(frasco) Per capire l’economia italiana e quindi cosa bolle nella pentolaccia delle autonomie occorre leggersi questo articolo di Cingolani. Due terzi della popolazione italiana si accalca in cinque grandi aree metropolitane. Il vecchio assetto non c’è più, il nuovo è confuso e lacerante, intanto si perde un’altra occasione per riformare il paese seguendo dove vivono, cosa fanno e di che cosa hanno bisogno gli italiani.
La punta meridionale dominava il mar Tirreno: Genova, vele e cannoni, poi acciaio e cannoni. A nord Torino, la capitale dell’auto, la macchina che ha cambiato il mondo secondo il Mit di Boston. Poco più a est collegata con un asse perfetto dall’autostrada della Fiat, Milano, la capitale del Capitale, manifattura, borsa, banche, editoria, cultura, politica, perché dai tempi dell’impero (quello romano) Mediolanum ha sempre invidiato l’Urbe eterna e l’ha più volte sfidata. Che cosa fosse il triangolo industriale, mito e realtà dell’Italia diventata moderna, non si insegna più nemmeno a scuola. Il porto di Genova ha ceduto il primato a Trieste. Torino non ha ancora consumato il lutto: difficile riprendersi dopo la diaspora della Fiat. Resta Milano, ma non è più la stessa, cambiata in meglio con le sue torri di vetro e acciaio, in peggio con la sua identità multipla sempre in cerca del punto di gravità. Il triangolo s’è allungato a est e nell’ultimo ventennio del secolo scorso era diventato una fettuccia che arrivava fino a Treviso dove regnavano i Benetton. In una geometria non più euclidea, sono emersi i distretti che, come le linee dei frattali, hanno ripetuto sempre più in dettaglio le curve, le asperità, gli anfratti nell’Italia del piccolo è bello. Il grande crac finanziario del 2008, che dopo un paio d’anni ha portato il paese sull’orlo del fallimento, ha disegnato una diversa mappa economico-sociale, una carta ancora alla ricerca della sua migliore rappresentazione, anche politica.

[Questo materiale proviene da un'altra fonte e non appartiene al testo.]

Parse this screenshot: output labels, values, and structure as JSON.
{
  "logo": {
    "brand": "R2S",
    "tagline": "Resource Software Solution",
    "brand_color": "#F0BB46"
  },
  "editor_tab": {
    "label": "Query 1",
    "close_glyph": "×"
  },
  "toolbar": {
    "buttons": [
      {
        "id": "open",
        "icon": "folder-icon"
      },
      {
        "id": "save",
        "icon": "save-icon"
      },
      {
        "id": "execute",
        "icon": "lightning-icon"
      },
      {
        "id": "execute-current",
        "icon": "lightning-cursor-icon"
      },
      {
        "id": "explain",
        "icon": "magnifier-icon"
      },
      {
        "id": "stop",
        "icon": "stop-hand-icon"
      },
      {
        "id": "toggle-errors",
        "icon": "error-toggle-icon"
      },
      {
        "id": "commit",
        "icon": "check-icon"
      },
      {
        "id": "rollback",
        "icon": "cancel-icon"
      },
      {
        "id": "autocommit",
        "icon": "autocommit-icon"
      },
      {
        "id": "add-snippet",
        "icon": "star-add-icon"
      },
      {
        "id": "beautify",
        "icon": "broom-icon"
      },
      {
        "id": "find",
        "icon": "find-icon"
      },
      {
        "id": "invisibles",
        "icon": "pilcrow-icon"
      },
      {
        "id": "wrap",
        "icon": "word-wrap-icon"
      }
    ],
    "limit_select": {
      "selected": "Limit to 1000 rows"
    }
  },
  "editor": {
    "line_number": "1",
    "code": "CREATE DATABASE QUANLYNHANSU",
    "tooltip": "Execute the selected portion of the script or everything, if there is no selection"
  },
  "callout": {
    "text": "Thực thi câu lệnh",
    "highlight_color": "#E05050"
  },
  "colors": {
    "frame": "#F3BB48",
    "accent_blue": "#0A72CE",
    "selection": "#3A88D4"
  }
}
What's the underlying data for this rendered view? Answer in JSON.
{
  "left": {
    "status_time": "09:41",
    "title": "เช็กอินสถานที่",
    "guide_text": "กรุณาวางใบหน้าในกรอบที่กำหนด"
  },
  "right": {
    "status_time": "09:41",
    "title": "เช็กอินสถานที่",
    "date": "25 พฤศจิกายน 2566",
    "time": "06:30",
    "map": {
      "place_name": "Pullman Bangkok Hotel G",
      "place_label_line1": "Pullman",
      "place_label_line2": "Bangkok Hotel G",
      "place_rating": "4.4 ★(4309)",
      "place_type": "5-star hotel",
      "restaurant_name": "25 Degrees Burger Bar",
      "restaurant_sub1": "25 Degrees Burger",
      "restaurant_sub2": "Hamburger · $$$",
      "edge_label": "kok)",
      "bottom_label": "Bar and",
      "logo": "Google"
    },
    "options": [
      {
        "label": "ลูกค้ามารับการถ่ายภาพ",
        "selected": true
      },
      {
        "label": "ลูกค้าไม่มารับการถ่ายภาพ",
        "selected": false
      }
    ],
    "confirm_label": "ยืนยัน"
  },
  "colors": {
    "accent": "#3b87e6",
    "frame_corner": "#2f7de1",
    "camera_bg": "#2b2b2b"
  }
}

Un altro triangolo dell’industria si sta affermando, in parte è il vecchio che si rinnova, in parte qualcosa di inatteso. Potremmo chiamarlo il triangolo delle tre B: Bergamo, Brescia e Bologna la quale sempre più diventa il vertice che, come nella fisica dei conduttori, accumula una carica maggiore e poi la diffonde attorno a sé. A Bologna e provincia c’è il più alto tasso di occupazione dopo Milano, da lì a Modena si snoda la Motor Valley e da lì a Parma la Food Valley. Bologna con i suoi colossi della distribuzione, della finanza, delle infrastrutture. Bologna la dotta con l’università più antica del mondo occidentale. E Bologna la grassa, quella della mortadella chiamata “bologna” da Milano a New York, che ha da tempo abbandonato la palandrana del pingue dottor Balanzone per indossare la grisaglia degli affari. Un appassionato di musica potrebbe dire che il salto quantico è avvenuto nella cultura popolare prima che nell’economia quando, lasciato sull’aia il ballo liscio è esploso nelle piazze il rock all’italiana. Ma giriamo il dilemma agli studiosi.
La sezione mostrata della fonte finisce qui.